Summary by The Nightly Podcast (Hatch Podcasts), hosted by Josh Gondelman with guest Ian Chillag
In this warm and playful bedtime episode, Josh Gondelman is joined by returning guest Ian Chillag (host of Everything Is Alive, producer of NPR's How to Do Everything). The pair explore the curious world of hiccups—specifically, Ian’s surprising and proven method to cure them. This conversation organically opens into a broader meditation on creativity, the virtue of weirdness, and the joy of singular artistic voices. Listeners are invited to unwind as the hosts chat candidly about the delight of individual perception and the wonder of bringing unique projects into the world.

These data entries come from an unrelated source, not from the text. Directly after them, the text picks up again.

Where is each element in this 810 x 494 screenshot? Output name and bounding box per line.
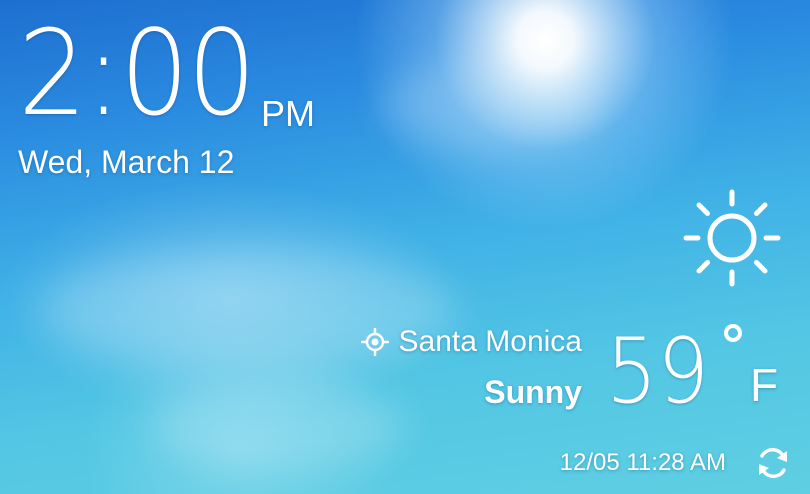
degree-symbol [724,324,742,342]
location-name: Santa Monica [398,325,582,358]
clock-date[interactable]: Wed, March 12 [18,143,234,181]
temperature-unit: F [750,359,779,411]
cloud-decoration [150,380,410,470]
last-updated-time: 12/05 11:28 AM [559,449,726,476]
clock-ampm: PM [260,93,315,134]
weather-condition: Sunny [484,374,582,410]
sun-icon[interactable] [680,186,784,290]
temperature-value: 59 [606,319,710,424]
weather-clock-widget[interactable]: 2:00 PM Wed, March 12 Santa Monica Sunny… [0,0,810,494]
weather-location[interactable]: Santa Monica [360,324,582,360]
clock-time[interactable]: 2:00 PM [18,8,315,138]
refresh-icon[interactable] [753,443,793,483]
location-target-icon [360,328,389,356]
clock-time-value: 2:00 [18,4,256,142]
cloud-decoration [380,60,600,150]
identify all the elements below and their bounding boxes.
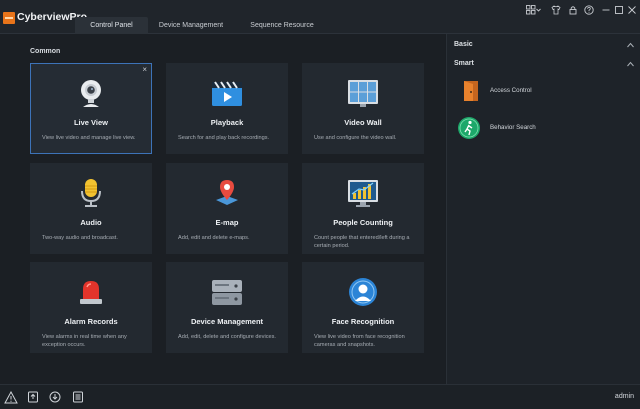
card-description: View live video from face recognition ca…	[314, 334, 405, 348]
download-icon[interactable]	[49, 391, 61, 403]
card-video-wall[interactable]: Video Wall Use and configure the video w…	[302, 63, 424, 154]
chevron-up-icon[interactable]	[627, 61, 634, 67]
card-alarm-records[interactable]: Alarm Records View alarms in real time w…	[30, 262, 152, 353]
card-title: People Counting	[333, 218, 393, 227]
tshirt-skin-icon[interactable]	[551, 5, 561, 15]
people-counting-icon	[303, 178, 423, 208]
card-face-recognition[interactable]: Face Recognition View live video from fa…	[302, 262, 424, 353]
maximize-icon[interactable]	[614, 5, 624, 15]
card-playback[interactable]: Playback Search for and play back record…	[166, 63, 288, 154]
tab-control-panel[interactable]: Control Panel	[75, 17, 148, 34]
lock-icon[interactable]	[568, 5, 578, 15]
card-description: Two-way audio and broadcast.	[42, 235, 118, 241]
card-title: E-map	[215, 218, 239, 227]
card-live-view[interactable]: × Live View View live video and manage l…	[30, 63, 152, 154]
chevron-down-icon[interactable]	[536, 5, 541, 15]
card-title: Alarm Records	[64, 317, 118, 326]
bottom-bar: admin	[0, 384, 640, 409]
face-recognition-icon	[303, 277, 423, 307]
card-title: Live View	[73, 118, 109, 127]
right-panel: Basic Smart Access Control Behavior Sear…	[446, 34, 640, 384]
tab-sequence-resource[interactable]: Sequence Resource	[238, 17, 326, 34]
access-control-label: Access Control	[490, 87, 532, 94]
card-description: Count people that entered/left during a …	[314, 235, 410, 249]
help-icon[interactable]	[584, 5, 594, 15]
close-icon[interactable]	[627, 5, 637, 15]
section-label-common: Common	[30, 48, 61, 55]
camera-icon	[31, 78, 151, 108]
close-icon[interactable]: ×	[142, 66, 147, 74]
card-people-counting[interactable]: People Counting Count people that entere…	[302, 163, 424, 254]
alarm-light-icon	[31, 277, 151, 307]
behavior-search-label: Behavior Search	[490, 124, 536, 131]
card-description: View live video and manage live view.	[42, 135, 136, 141]
card-description: Search for and play back recordings.	[178, 135, 270, 141]
behavior-search-item[interactable]: Behavior Search	[456, 116, 606, 142]
card-title: Video Wall	[344, 118, 382, 127]
door-icon	[464, 81, 478, 101]
card-description: View alarms in real time when any except…	[42, 334, 127, 348]
card-title: Playback	[210, 118, 244, 127]
card-audio[interactable]: Audio Two-way audio and broadcast.	[30, 163, 152, 254]
task-list-icon[interactable]	[72, 391, 84, 403]
video-wall-icon	[303, 78, 423, 108]
card-description: Add, edit and delete e-maps.	[178, 235, 250, 241]
access-control-item[interactable]: Access Control	[456, 79, 606, 105]
tab-device-management[interactable]: Device Management	[154, 17, 228, 34]
card-device-management[interactable]: Device Management Add, edit, delete and …	[166, 262, 288, 353]
minimize-icon[interactable]	[601, 5, 611, 15]
current-user[interactable]: admin	[615, 393, 634, 400]
map-pin-icon	[167, 178, 287, 208]
chevron-up-icon[interactable]	[627, 42, 634, 48]
running-person-icon	[458, 117, 480, 139]
card-title: Audio	[80, 218, 102, 227]
app-logo	[3, 12, 15, 24]
card-e-map[interactable]: E-map Add, edit and delete e-maps.	[166, 163, 288, 254]
smart-section-header[interactable]: Smart	[454, 60, 474, 67]
microphone-icon	[31, 178, 151, 208]
playback-icon	[167, 78, 287, 108]
card-description: Add, edit, delete and configure devices.	[178, 334, 276, 340]
card-title: Device Management	[190, 317, 264, 326]
card-title: Face Recognition	[331, 317, 395, 326]
card-description: Use and configure the video wall.	[314, 135, 397, 141]
title-bar: CyberviewPro Control Panel Device Manage…	[0, 0, 640, 34]
server-icon	[167, 277, 287, 307]
warning-icon[interactable]	[4, 391, 18, 404]
basic-section-header[interactable]: Basic	[454, 41, 473, 48]
export-icon[interactable]	[27, 391, 39, 403]
grid-menu-icon[interactable]	[526, 5, 536, 15]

“I am known as a hiccup curer… I will get phone calls from people I don’t know, and they will say, ‘I heard from our mutual friend that you can help me right now. I’m desperate.’” — Ian (04:28)
Ian’s Method (02:11–04:23): He walks Josh (and the listeners) through his hiccup-stopping ritual—a meditation involving a hand pushing against a door to keep out a howling wind in a cabin.
Step-by-step Meditation:
Ian notes:
“At this point in the meditation, I usually notice that the person’s hiccups have stopped. And at that point, we calm down the wind and the hand can relax. And it really has never failed.” — Ian (04:17)
Origin of the Technique:
“We may, over time, be eradicating hiccups as it spreads around the world.” — Ian (06:24)

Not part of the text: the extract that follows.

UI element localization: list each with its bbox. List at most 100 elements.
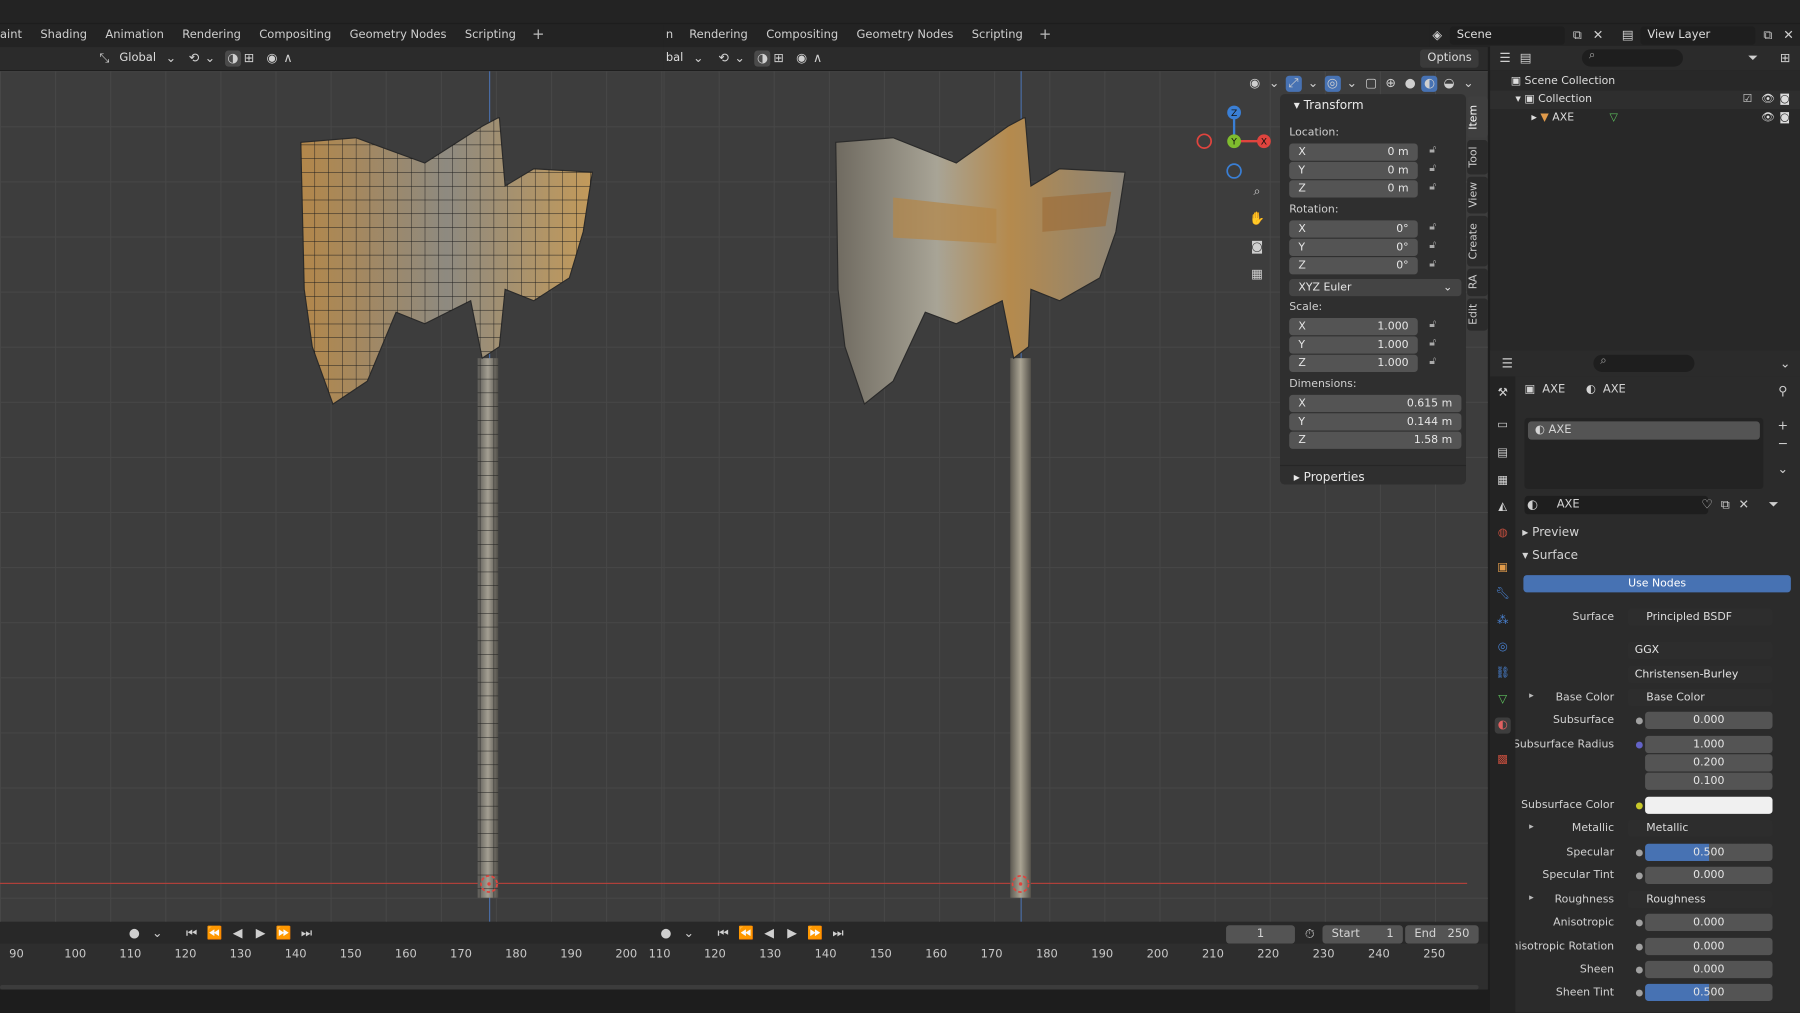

“In weirdness is where you realize human beings are different and individuals.” — Sarah Blake (via Ian, 09:54)
“…how unlikely it is that, you know, a tiny, weird, unique piece of art gets…consumed by people.” — Ian (12:46)
“…those things, that Mare of Easttown, that Squid Game, those were things that were…let be the uni thing. No one said, turn this into a thing that exists.” — Ian (15:11)
“…it is important to the audience that you know exactly the amount a normal person knows.” — Ian (21:10)
“I’m going to wish a good night to thunder itself. Good night, thunder. I hear you. You’re doing what you’re doing and I respect that.” — Josh (21:55)
Ian’s Recurring Role:
“If you ever have the hiccups, you’re going to want to talk to Ian.” — Josh (05:35)
On Weirdness as Creative Virtue:
“Weirdness as the imperative to, like, be the most you.” — Josh (11:08)
“In weirdness is where you realize human beings are different and individuals.” — Sarah Blake (via Ian, 09:54)
On Artistic Miracles:
“A tiny, weird, unique piece of art gets…to be consumed by people.” — Ian (12:46)
On Originality in Hollywood:
“Those…were things that were let be the uni thing. No one said, turn this into a thing that exists.” — Ian (15:11)
On the Creative Process:
“Inhabit the feeling of thunder more than a kind of clinical description.” — Josh (21:29)
The episode is gentle, imaginative, and full of friendly wit. Through their easy rapport, Josh and Ian not only share a proven cure for hiccups but open a space to embrace creative weirdness, cherish individuality, and wonder at the collective improbabilities behind great art. Listeners are left at ease, encouraged to honor both the everyday battles (like hiccups) and the singular visions that make the world more interesting.